BLD executed a major acquisition that dramatically increased scale while significantly reducing profitability and financial flexibility.
The company appears to have completed a transformative acquisition that more than tripled revenue to $2.4B, but at the cost of net income declining 16% and debt doubling to $2.8B. The shift from 62%/38% Installation/Distribution mix to 59%/41% suggests the acquisition was distribution-heavy, and the company burned through over half its cash while dramatically reducing share buybacks.
BLD's financial profile was fundamentally transformed through what appears to be a major acquisition, with revenue surging 268% to $2.4B while debt doubled to $2.8B and cash fell 54% to $185M. Despite the massive revenue growth, net income actually declined 16% to $522M, indicating the acquired business operates at lower margins than BLD's historical operations. The company's financial flexibility was significantly reduced as evidenced by share buybacks falling 55% to $434M and the dramatic increase in leverage, though working capital growth (inventory up 24%, receivables up 19%) appears reasonable relative to the revenue expansion.
Strong top-line growth of 268.3% — accelerating demand or successful expansion into new markets.
Debt increased 106.9% — substantial leverage increase; assess whether deployed for growth or covering losses.
Liabilities grew 69.8% — significant increase in debt or obligations, assess impact on financial flexibility.
Buyback activity reduced 55.1% — capital being redeployed elsewhere or cash conservation underway.
Cash declined 53.9% — significant cash burn or deployment; verify adequacy of remaining liquidity runway.

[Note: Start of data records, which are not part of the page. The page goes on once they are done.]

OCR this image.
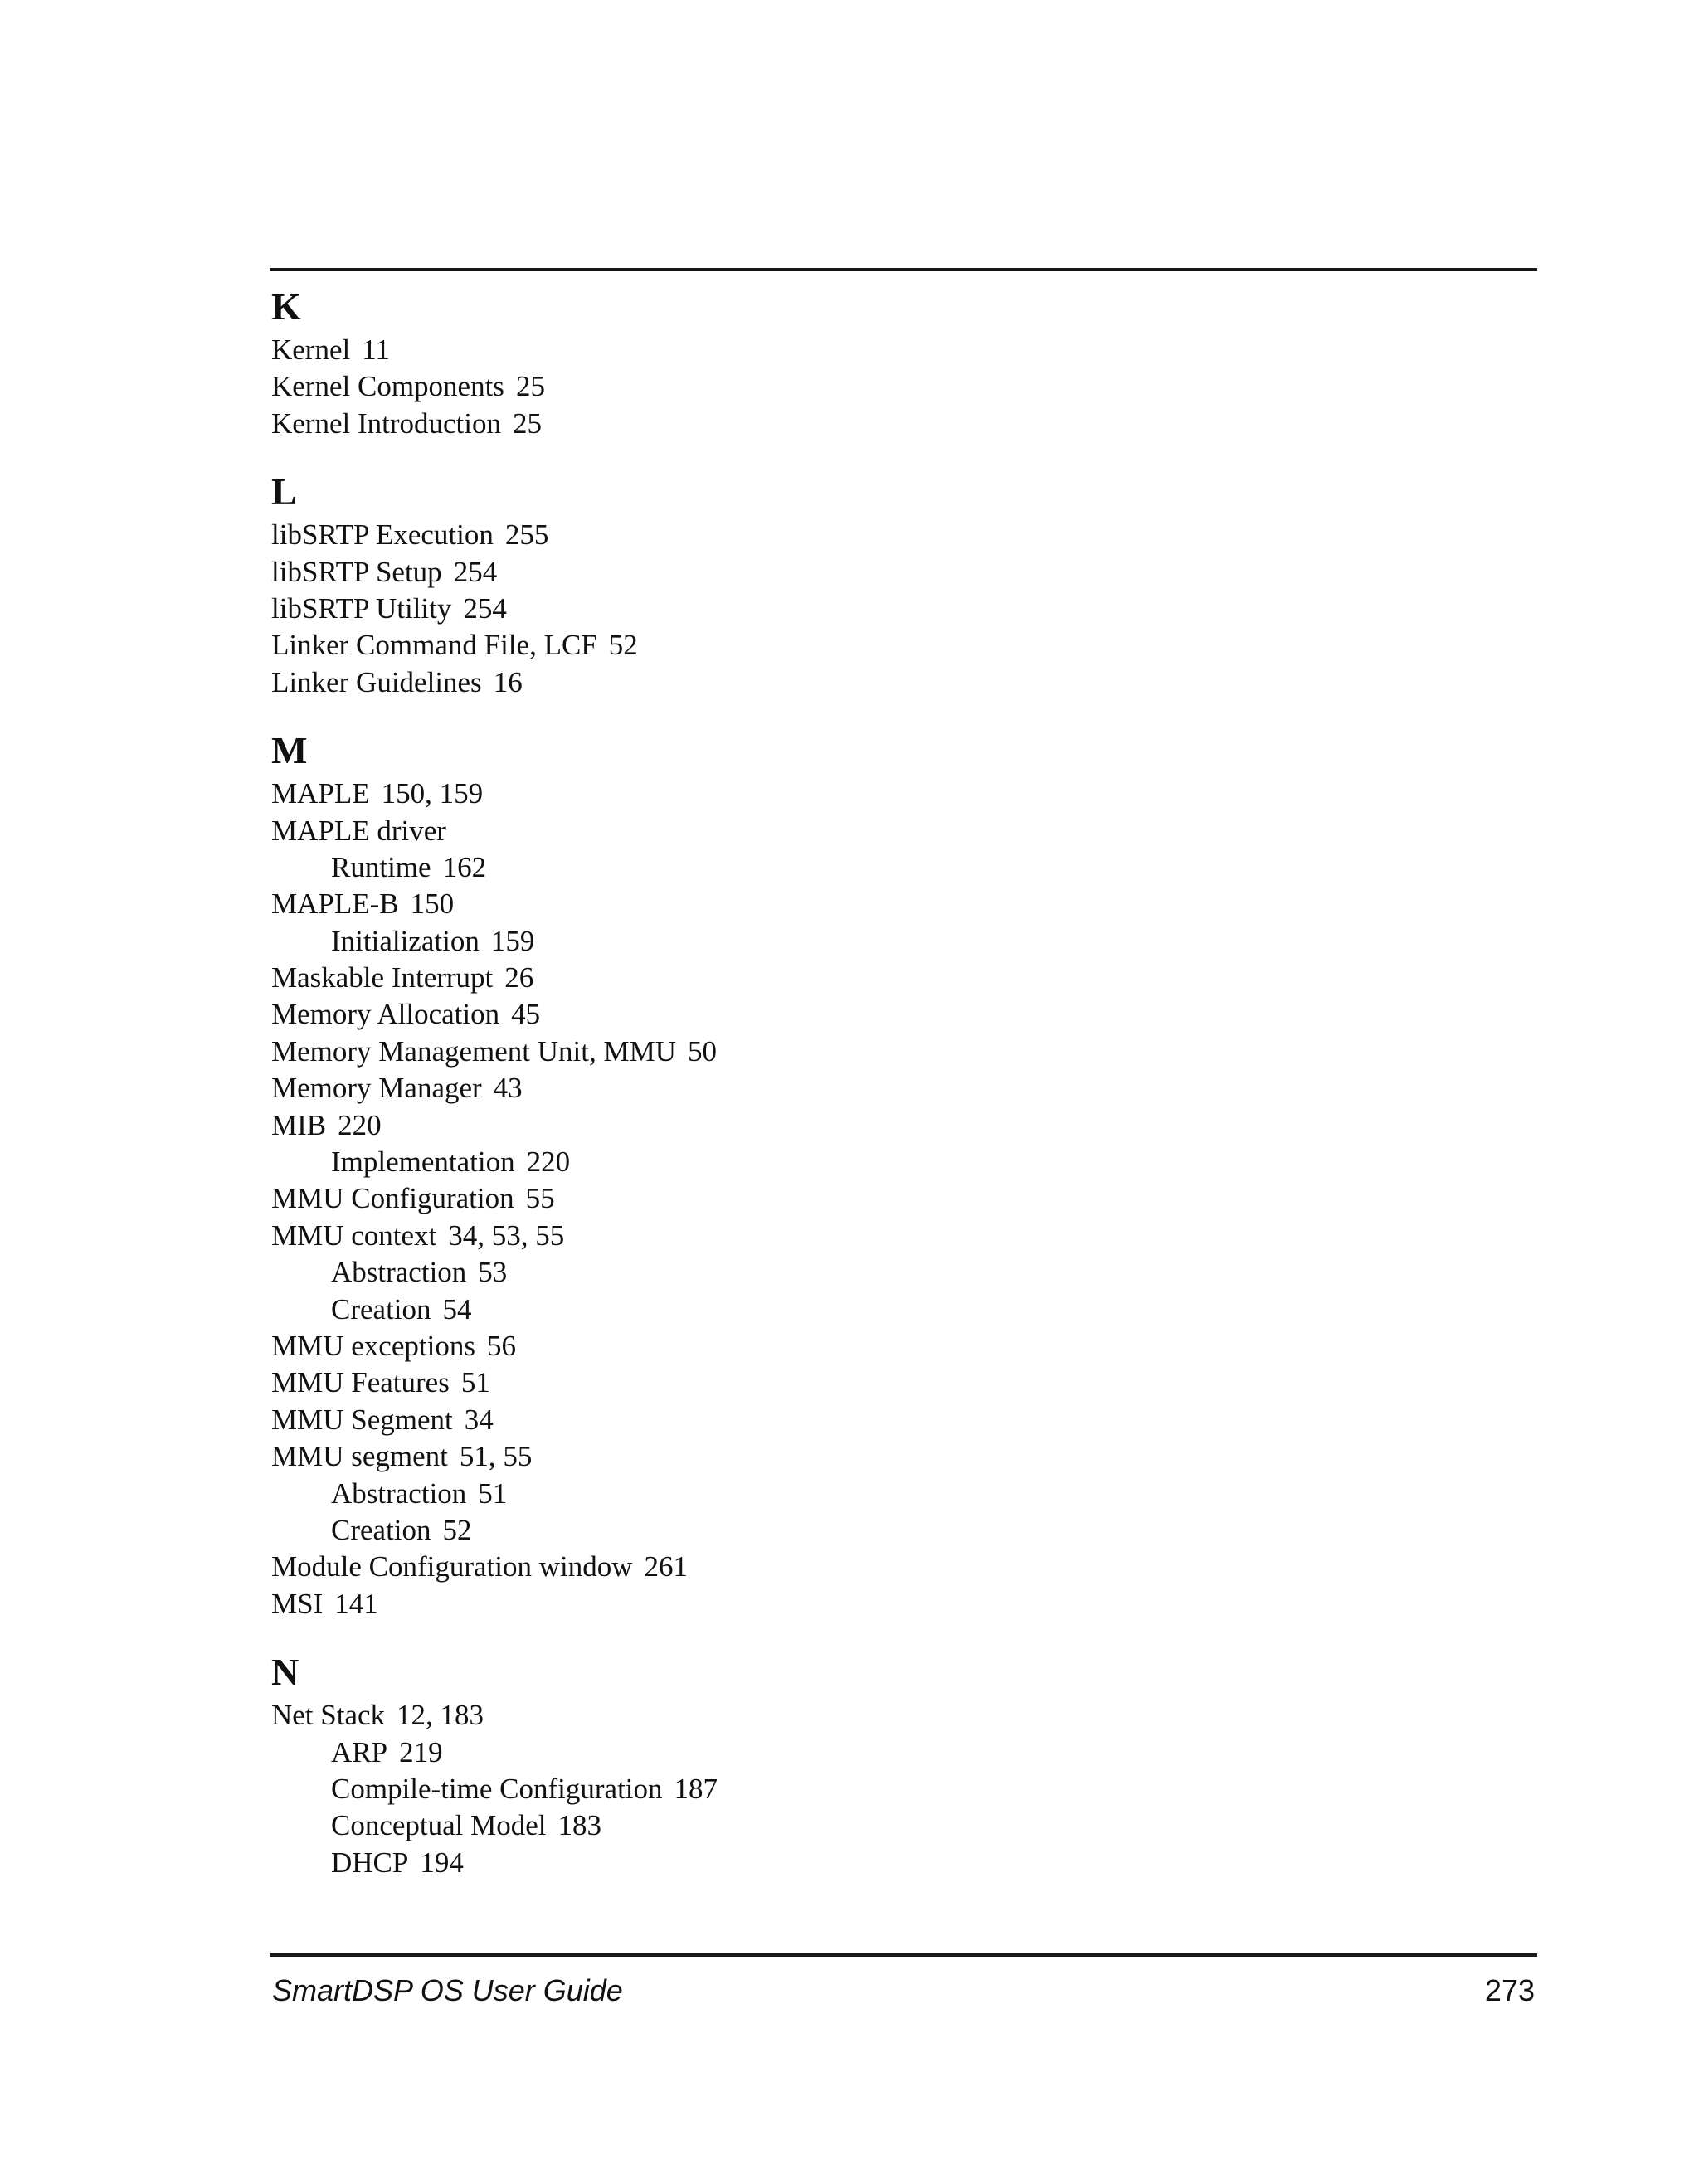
K
Kernel 11
Kernel Components 25
Kernel Introduction 25
L
libSRTP Execution 255
libSRTP Setup 254
libSRTP Utility 254
Linker Command File, LCF 52
Linker Guidelines 16
M
MAPLE 150, 159
MAPLE driver
Runtime 162
MAPLE-B 150
Initialization 159
Maskable Interrupt 26
Memory Allocation 45
Memory Management Unit, MMU 50
Memory Manager 43
MIB 220
Implementation 220
MMU Configuration 55
MMU context 34, 53, 55
Abstraction 53
Creation 54
MMU exceptions 56
MMU Features 51
MMU Segment 34
MMU segment 51, 55
Abstraction 51
Creation 52
Module Configuration window 261
MSI 141
N
Net Stack 12, 183
ARP 219
Compile-time Configuration 187
Conceptual Model 183
DHCP 194
SmartDSP OS User Guide	273
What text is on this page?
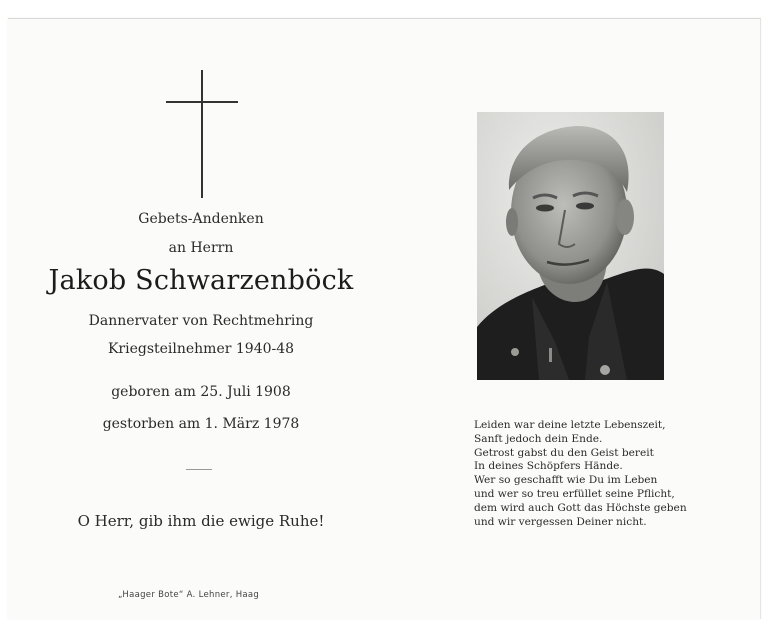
Gebets-Andenken
an Herrn
Jakob Schwarzenböck
Dannervater von Rechtmehring
Kriegsteilnehmer 1940-48
geboren am 25. Juli 1908
gestorben am 1. März 1978
O Herr, gib ihm die ewige Ruhe!
„Haager Bote“ A. Lehner, Haag
Leiden war deine letzte Lebenszeit,
Sanft jedoch dein Ende.
Getrost gabst du den Geist bereit
In deines Schöpfers Hände.
Wer so geschafft wie Du im Leben
und wer so treu erfüllet seine Pflicht,
dem wird auch Gott das Höchste geben
und wir vergessen Deiner nicht.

Asset base grew 39.5% — expansion through organic growth, acquisitions, or capital deployment.
Interest expense surged 31.6% — significant debt increase or rising rates materially impacting earnings.
Inventory built 24.2% — monitor whether demand supports this build or if write-downs may follow.
Receivables grew 19% — monitor days sales outstanding for collection efficiency.
Net income declined 16.2% — review whether driven by operations, interest costs, or non-recurring items.